I am at present editing an Instant Lesson of Friendship by Rabbi Ron Isaacs. I was looking for a few sources to “doctor” a hevruta study activity. In a book by Zelig Pliskin called Gateway to Happiness, I found this text:

Every person in the world waits for signs of recognition and affection from others. Students strongly wait for signs of friendliness from their teacher, and the truth is that the teacher also waits for signs of friendliness from his students. Children want signs of empathy from their parents, and parents too hunger for signs of affection from their children. Children have a large degree of influence on the emotional state of their parents.
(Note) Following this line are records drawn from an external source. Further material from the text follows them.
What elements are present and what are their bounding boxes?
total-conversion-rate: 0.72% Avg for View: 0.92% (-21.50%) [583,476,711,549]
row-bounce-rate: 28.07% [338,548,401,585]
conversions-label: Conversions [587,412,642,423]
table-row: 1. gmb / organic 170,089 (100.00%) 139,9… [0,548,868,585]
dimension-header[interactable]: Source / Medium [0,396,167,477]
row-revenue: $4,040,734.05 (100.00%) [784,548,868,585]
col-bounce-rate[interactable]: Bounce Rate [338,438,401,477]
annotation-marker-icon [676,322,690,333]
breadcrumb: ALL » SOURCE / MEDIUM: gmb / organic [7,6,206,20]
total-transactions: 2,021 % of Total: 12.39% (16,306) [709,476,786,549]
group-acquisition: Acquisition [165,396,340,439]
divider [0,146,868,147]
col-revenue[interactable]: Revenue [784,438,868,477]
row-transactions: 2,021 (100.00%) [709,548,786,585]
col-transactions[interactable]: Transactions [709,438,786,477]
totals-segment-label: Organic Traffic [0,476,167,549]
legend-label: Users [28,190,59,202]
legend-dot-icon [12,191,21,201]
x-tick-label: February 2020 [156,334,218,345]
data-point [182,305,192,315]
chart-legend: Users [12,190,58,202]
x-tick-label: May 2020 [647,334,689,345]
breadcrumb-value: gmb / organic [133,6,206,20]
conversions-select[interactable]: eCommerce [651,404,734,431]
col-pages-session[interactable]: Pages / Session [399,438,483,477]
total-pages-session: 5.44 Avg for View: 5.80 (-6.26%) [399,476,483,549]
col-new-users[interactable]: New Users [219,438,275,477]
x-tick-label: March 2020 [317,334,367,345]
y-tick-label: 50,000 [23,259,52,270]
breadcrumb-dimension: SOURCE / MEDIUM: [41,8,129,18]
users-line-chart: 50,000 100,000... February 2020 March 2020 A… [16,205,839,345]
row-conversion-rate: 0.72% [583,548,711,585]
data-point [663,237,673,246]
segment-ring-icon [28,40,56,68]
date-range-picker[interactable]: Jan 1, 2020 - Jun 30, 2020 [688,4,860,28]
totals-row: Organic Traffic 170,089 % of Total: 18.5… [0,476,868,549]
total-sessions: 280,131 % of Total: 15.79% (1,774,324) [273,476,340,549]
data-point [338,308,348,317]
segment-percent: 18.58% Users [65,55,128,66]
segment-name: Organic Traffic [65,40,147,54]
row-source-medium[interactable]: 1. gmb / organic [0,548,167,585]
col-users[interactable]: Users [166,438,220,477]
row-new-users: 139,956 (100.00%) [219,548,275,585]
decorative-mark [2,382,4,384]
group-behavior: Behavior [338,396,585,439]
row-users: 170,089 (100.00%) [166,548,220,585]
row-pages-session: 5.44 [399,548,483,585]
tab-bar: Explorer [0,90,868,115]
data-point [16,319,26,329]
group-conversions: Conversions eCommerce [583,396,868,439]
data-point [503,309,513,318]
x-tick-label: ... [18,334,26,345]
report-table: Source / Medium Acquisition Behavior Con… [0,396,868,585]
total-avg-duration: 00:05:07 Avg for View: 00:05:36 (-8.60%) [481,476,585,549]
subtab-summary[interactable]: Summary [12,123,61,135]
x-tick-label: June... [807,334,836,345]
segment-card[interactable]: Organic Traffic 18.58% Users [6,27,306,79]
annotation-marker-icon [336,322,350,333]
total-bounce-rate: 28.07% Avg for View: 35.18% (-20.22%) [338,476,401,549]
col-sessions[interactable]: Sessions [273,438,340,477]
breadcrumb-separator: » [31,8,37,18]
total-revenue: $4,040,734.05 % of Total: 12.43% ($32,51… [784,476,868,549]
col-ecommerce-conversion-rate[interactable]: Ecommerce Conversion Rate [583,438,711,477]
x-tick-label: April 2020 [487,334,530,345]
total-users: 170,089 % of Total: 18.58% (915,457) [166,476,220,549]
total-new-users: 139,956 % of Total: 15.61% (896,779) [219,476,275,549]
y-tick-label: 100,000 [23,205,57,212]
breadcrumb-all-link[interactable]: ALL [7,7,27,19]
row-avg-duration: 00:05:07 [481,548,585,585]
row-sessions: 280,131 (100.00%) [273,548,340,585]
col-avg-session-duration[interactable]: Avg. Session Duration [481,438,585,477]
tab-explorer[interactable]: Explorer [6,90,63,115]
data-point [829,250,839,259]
A customer wants a salesperson to understand her situation and her needs. But the salesman also has a need that the customer should not belittle him or his merchandise. (A lai Shur, p. 191)

The A Lai Shur is an anonymous Mussar (ethical) work. Its core teaching here is that people need connection with other people—and the act of teaching begins with connection. In the same chapter on friendship, Pliskin quotes a wonderful verse from Proverbs: “Just as face answers face in a reflection in water, so should one person’s heart answer another” (Proverbs 27:19). It is a wonderful image of what should underlie all Jewish teaching.

The Rav, Rabbi Joseph Soloveitchik, wonderfully expressed the same idea during a Sheva Brakhot talk in honor of Jacob and Cheryl Holzer at the home of Rabbi and Mrs. Solomon B. Shapiro, June 15, 1977: “I like being around young boys, and I become one of the gang. That is the only way to teach. A teacher who does not lose years in the classroom and does not become one of his class cannot teach Torah successfully. You teach pals and friends. You do not teach anything to anyone who is below you! This is my philosophy of teaching Torah!”

So no one misunderstands: this is not to say that a teacher does not act like a teacher, that a teacher confuses the role of teacher and friend. It is to say that teaching starts with liking, caring, and relating. This is one authentic Jewish insight.